The revolving armature can effectively improve the firing accuracy of the railgun, which rotates at high speed under the action of electromagnetic force during the movement in the bore. However, the research on the influence of the armature structural parameters on the startup contact state between the armature and the rail is rarely involved. In this article, for a 15-mm caliber railgun, the finite-element calculation model of the revolving armature assembly process of interference is established, and the interference fit of the traditional revolving armature with different structural parameters such as crack length C_L and width C_w, interference amount $d_{1}$ , tail thickness $t$ , and length $L_{1}$ is calculated, and the influence law of the structural parameters of the rotating armature on the initial contact states–contact area, contact force, maximum equivalent stress, and plastic volume is obtained.
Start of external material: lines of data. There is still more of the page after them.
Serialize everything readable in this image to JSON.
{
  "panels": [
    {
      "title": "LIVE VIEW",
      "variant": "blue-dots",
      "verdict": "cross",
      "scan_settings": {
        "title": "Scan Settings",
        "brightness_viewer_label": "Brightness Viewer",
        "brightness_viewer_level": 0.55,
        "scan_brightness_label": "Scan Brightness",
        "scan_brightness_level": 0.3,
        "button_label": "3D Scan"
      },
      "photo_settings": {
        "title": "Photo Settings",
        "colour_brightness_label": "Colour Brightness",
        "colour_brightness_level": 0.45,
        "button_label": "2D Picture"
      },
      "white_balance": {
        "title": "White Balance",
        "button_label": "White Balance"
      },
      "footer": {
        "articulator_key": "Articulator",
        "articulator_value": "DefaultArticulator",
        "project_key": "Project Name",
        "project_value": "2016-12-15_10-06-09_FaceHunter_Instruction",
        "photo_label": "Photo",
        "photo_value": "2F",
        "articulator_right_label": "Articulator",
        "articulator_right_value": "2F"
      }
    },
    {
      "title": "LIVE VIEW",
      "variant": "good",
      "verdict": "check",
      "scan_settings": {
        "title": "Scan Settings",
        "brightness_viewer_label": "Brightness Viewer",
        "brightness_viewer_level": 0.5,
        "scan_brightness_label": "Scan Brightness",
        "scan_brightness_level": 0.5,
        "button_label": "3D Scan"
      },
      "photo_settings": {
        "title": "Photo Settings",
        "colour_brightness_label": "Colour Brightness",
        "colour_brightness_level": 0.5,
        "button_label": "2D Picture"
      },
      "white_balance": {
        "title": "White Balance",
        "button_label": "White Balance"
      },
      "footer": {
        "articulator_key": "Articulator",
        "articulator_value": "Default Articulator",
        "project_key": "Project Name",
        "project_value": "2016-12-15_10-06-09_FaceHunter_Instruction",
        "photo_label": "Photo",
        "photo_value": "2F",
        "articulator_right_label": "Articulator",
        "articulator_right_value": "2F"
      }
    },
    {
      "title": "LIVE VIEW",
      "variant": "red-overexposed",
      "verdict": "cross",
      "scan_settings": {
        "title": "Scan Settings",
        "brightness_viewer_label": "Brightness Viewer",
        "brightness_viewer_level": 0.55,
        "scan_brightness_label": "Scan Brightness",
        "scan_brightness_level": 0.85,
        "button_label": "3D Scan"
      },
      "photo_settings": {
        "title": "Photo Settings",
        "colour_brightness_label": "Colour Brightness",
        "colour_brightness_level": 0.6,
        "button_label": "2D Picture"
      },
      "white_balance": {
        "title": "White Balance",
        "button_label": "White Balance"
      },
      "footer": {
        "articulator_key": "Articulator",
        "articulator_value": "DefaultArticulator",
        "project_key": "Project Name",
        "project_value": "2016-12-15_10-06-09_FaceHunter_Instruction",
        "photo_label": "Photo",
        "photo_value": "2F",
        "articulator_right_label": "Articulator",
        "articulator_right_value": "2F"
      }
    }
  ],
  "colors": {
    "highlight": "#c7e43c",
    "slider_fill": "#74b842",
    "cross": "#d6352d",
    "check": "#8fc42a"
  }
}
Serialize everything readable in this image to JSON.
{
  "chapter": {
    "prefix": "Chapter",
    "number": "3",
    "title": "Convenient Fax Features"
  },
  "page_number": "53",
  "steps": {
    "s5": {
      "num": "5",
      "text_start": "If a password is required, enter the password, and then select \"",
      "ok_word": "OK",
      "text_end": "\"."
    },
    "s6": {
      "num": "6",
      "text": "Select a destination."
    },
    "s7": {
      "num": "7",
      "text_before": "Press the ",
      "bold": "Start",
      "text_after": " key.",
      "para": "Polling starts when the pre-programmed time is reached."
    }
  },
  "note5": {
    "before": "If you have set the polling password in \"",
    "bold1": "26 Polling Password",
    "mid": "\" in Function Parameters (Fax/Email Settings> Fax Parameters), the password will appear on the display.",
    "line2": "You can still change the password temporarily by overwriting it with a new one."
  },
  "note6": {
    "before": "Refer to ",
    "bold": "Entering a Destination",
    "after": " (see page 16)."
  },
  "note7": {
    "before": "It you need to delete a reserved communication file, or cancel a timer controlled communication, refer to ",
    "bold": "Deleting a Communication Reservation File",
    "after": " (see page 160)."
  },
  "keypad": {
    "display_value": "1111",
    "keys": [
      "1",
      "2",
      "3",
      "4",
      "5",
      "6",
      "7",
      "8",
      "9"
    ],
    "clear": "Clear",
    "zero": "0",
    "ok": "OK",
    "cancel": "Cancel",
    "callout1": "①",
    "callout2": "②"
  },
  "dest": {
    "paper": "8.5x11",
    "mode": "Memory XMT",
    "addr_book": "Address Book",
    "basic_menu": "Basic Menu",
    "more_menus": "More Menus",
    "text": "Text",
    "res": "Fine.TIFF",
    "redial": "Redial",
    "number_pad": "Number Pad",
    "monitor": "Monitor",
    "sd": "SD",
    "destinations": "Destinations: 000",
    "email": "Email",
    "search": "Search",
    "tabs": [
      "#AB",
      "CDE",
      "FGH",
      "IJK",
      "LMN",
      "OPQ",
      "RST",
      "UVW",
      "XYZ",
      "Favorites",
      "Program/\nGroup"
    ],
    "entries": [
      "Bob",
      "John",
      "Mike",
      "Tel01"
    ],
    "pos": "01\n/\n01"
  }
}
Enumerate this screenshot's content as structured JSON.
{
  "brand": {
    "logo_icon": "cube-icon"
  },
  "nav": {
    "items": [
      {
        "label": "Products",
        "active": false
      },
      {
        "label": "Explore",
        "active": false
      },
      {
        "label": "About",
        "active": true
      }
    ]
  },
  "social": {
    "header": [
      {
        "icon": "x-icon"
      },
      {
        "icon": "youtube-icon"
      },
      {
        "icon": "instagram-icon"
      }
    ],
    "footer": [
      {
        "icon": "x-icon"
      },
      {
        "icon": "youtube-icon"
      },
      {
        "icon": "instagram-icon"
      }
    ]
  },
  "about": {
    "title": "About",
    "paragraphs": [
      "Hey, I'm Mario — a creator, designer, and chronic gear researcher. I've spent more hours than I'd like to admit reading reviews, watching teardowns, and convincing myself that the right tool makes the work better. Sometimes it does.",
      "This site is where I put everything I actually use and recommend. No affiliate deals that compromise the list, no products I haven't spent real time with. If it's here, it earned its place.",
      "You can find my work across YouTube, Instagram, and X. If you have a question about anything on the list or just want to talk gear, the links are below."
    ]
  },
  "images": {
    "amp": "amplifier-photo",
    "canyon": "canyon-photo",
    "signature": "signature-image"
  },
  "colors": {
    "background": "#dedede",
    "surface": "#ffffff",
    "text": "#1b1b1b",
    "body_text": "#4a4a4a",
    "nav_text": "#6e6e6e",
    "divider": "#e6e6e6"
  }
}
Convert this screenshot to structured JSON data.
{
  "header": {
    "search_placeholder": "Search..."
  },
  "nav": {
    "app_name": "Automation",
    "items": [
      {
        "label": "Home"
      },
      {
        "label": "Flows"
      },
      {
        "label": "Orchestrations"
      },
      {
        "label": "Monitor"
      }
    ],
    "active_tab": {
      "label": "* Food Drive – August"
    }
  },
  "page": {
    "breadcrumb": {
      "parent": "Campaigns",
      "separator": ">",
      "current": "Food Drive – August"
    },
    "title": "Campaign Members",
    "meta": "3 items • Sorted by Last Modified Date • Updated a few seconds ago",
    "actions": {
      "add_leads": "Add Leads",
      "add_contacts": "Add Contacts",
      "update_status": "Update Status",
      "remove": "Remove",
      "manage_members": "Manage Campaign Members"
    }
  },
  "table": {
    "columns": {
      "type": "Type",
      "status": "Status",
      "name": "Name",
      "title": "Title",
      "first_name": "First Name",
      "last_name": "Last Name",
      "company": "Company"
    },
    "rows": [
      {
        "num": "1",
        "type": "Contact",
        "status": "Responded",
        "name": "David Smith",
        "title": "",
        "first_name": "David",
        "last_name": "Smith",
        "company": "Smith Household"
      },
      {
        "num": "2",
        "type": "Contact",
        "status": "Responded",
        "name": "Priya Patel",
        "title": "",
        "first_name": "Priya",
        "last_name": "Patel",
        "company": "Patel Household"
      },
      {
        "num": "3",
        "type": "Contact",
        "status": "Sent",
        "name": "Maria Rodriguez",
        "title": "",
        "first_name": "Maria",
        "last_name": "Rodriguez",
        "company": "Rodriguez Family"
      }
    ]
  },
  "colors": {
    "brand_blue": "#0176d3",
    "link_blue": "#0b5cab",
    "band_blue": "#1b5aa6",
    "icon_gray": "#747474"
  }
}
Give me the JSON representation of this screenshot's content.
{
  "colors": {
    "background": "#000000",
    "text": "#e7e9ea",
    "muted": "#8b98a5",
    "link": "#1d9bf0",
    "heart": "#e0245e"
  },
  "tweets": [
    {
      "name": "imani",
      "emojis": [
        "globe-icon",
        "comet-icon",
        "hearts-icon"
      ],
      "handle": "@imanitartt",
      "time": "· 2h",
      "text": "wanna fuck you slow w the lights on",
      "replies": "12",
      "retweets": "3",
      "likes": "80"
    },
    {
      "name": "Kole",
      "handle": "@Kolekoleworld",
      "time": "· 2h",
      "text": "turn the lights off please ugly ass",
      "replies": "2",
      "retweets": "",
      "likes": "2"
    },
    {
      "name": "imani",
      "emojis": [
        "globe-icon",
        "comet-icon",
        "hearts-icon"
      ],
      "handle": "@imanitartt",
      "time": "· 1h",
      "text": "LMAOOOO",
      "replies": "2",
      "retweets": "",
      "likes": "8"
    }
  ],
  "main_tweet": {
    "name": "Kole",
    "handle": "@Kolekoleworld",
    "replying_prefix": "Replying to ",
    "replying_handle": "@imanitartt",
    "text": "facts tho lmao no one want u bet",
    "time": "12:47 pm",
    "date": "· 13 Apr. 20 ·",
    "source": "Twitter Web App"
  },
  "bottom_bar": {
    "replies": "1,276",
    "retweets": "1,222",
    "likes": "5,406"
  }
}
Second, on the basis of the traditional revolving armature, an armature structure with interference at both ends leading edge and trailing edge is proposed, and the influence law of interference at the leading edge and the middle turning position on the contact ratio at both ends of the new armature is obtained. Finally, the startup contact states of the new armature, the traditional long-arm armature (tail length 18 mm), and the short-arm armature (tail length 14 mm) are compared. The results show that the new armature can significantly reduce the equivalent stress and plastic volume of the armature.